3. Schramm, V. L.; Baker, D. C. Biochemistry 1985, 24, 641.
4. A typical procedure was as follows: a solution of the hydroxymethylimidazole (10 mmol), amine (25 mmol, 2.5 equiv.),
potassium or sodium carbonate (30 mmol, 3 equiv.) and water (20 mL) was heated at reflux under nitrogen for 24 h. Water
was removed from the reaction via evaporation under reduced pressure, and the residue was vigorously stirred in ethyl acetate
(50 mL). The ethyl acetate was removed and evaporated under reduced pressure to afford the desired aminomethylimidazole.
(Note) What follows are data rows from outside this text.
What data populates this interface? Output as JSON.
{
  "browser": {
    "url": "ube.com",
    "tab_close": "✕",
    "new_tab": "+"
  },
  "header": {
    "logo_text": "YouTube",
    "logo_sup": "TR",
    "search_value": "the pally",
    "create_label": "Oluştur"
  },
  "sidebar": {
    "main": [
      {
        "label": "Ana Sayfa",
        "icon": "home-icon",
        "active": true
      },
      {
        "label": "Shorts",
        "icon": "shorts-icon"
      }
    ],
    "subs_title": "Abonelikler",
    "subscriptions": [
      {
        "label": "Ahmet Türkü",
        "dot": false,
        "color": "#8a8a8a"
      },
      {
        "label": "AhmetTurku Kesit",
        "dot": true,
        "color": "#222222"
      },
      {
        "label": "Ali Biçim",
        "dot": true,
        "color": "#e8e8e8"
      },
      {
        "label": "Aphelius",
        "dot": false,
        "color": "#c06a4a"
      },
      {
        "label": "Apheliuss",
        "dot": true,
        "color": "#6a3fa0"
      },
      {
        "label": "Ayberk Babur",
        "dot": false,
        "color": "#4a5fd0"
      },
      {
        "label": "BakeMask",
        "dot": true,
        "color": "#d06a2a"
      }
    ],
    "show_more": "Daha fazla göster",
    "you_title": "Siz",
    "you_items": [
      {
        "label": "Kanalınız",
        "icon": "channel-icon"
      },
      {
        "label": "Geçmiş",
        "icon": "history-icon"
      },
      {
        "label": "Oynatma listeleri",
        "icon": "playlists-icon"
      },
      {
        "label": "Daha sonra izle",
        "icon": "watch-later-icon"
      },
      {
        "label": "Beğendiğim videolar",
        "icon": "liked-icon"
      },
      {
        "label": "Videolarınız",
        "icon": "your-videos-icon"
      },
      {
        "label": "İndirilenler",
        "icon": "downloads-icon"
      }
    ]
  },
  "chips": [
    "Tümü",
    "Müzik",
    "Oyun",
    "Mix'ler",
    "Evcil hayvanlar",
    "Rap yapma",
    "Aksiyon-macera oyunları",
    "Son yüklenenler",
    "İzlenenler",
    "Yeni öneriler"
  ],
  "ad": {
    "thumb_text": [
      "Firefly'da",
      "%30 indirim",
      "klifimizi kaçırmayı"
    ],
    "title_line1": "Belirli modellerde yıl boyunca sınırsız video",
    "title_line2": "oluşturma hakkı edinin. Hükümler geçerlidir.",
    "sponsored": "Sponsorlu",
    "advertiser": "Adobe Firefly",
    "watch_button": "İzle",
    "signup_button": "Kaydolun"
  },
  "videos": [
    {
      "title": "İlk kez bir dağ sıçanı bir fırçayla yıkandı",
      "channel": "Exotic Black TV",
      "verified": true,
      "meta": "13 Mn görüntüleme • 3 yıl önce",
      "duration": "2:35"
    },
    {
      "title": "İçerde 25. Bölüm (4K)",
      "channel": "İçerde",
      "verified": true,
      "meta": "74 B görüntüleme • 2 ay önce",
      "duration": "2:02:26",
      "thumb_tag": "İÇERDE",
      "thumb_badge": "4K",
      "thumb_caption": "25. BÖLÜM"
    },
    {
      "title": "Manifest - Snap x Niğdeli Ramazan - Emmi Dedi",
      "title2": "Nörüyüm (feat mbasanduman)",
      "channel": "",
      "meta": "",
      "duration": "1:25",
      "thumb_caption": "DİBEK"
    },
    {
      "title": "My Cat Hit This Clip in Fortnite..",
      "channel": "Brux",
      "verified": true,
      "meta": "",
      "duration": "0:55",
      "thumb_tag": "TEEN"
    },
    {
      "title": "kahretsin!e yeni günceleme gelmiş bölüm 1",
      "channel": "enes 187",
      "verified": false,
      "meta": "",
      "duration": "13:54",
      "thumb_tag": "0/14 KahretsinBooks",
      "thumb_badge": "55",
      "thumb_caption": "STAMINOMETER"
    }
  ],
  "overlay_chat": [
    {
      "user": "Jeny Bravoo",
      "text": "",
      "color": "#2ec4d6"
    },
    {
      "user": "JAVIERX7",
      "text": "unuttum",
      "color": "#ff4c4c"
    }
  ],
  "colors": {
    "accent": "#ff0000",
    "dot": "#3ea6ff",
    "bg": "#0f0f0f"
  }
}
Alternatively, the aqueous reaction solution could be extracted with 5% methanol in ethyl acetate (3×50 mL), the extracts
combined, dried (Na₂SO₄) and evaporated under reduced pressure to afford the desired aminomethylimidazole. The
sulfonamides were further purified by passing an aqueous solution of the sulfonamide through a column of acidic ion exchange
resin (Bio-Rad AG 50W-X2, 35 g). The resin was then washed with water (2×200 mL, discarded), methanol (2×200 mL,
discarded), and the product was obtained by releasing the imidazole from the acidic resin with methanolic ammonia (200 mL,
3.5 N). This solution was then evaporated under reduced pressure to afford the desired sulfonamide.